From Bruce Alexander’s Globalisation of Addiction:
“The genius of a successful culture is that it provides adequately for individual autonomy and social belonging at the same time – a balancing act of the greatest virtuosity, since the needs often conflict with each other. The crucial flaw of globalising free-market society is that the balance has shifted so far in favour of individualism that it is now extremely difficult to recover equilibrium because of the catastrophic damage – environmental, social, psychological, and spiritual – that this imbalance has already caused. The remedy for this imbalance is not a shift to the other extreme of all-encompassing collectivism, but reestablishment of the balance, if this is still possible.
Perhaps the vacuous and simplistic nature of contemporary political rhetoric reflects a loss of faith that the essential balancing act can be achieved. Imagine a pair of circus acrobats who have just tripped and fallen off a high wire in the middle of their performance, one on the left side of the wire and the other on the right side. As they hurtle downward, they can be heard bombastically arguing about whether it is more intelligent and graceful to be on the right or the left of the wire.
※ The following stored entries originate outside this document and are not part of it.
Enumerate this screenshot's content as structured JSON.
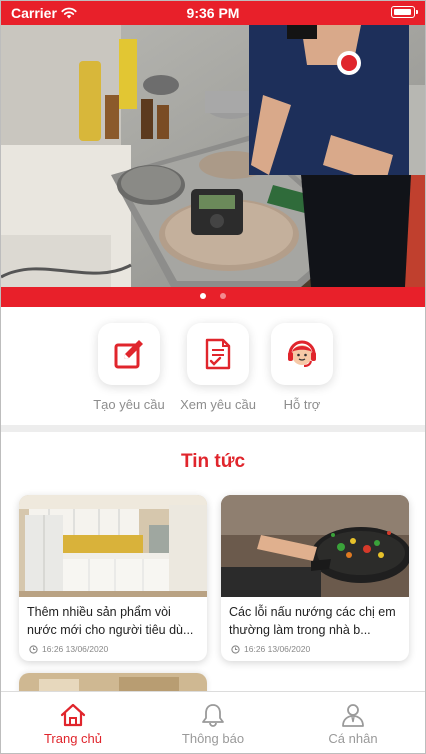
{
  "status_bar": {
    "carrier": "Carrier",
    "time": "9:36 PM",
    "bg_color": "#e8202a"
  },
  "banner": {
    "slide_count": 2,
    "active_slide": 1
  },
  "actions": [
    {
      "label": "Tạo yêu cầu",
      "icon": "edit-icon"
    },
    {
      "label": "Xem yêu cầu",
      "icon": "document-check-icon"
    },
    {
      "label": "Hỗ trợ",
      "icon": "support-agent-icon"
    }
  ],
  "news": {
    "title": "Tin tức",
    "items": [
      {
        "title": "Thêm nhiều sản phẩm vòi nước mới cho người tiêu dù...",
        "time": "16:26 13/06/2020"
      },
      {
        "title": "Các lỗi nấu nướng các chị em thường làm trong nhà b...",
        "time": "16:26 13/06/2020"
      }
    ]
  },
  "bottom_nav": [
    {
      "label": "Trang chủ",
      "icon": "home-icon",
      "active": true
    },
    {
      "label": "Thông báo",
      "icon": "bell-icon",
      "active": false
    },
    {
      "label": "Cá nhân",
      "icon": "person-icon",
      "active": false
    }
  ],
  "colors": {
    "accent": "#e0252c",
    "muted_text": "#8d8d8d"
  }
}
In reality, of course, only the act of balancing itself has any intelligence and grace. The absurdity of the dispute becomes more and more evident as the disputants approach the ground.”
Alexander’s book and his perspective on the phenomenon of addiction challenge conventional beliefs and paradigms about the nature of human behavior, and I can hear the likely objections and disagreements knocking around in my mind as I read. And then there are passages like this one which seem hard to argue with no matter what one’s beliefs or chosen paradigms.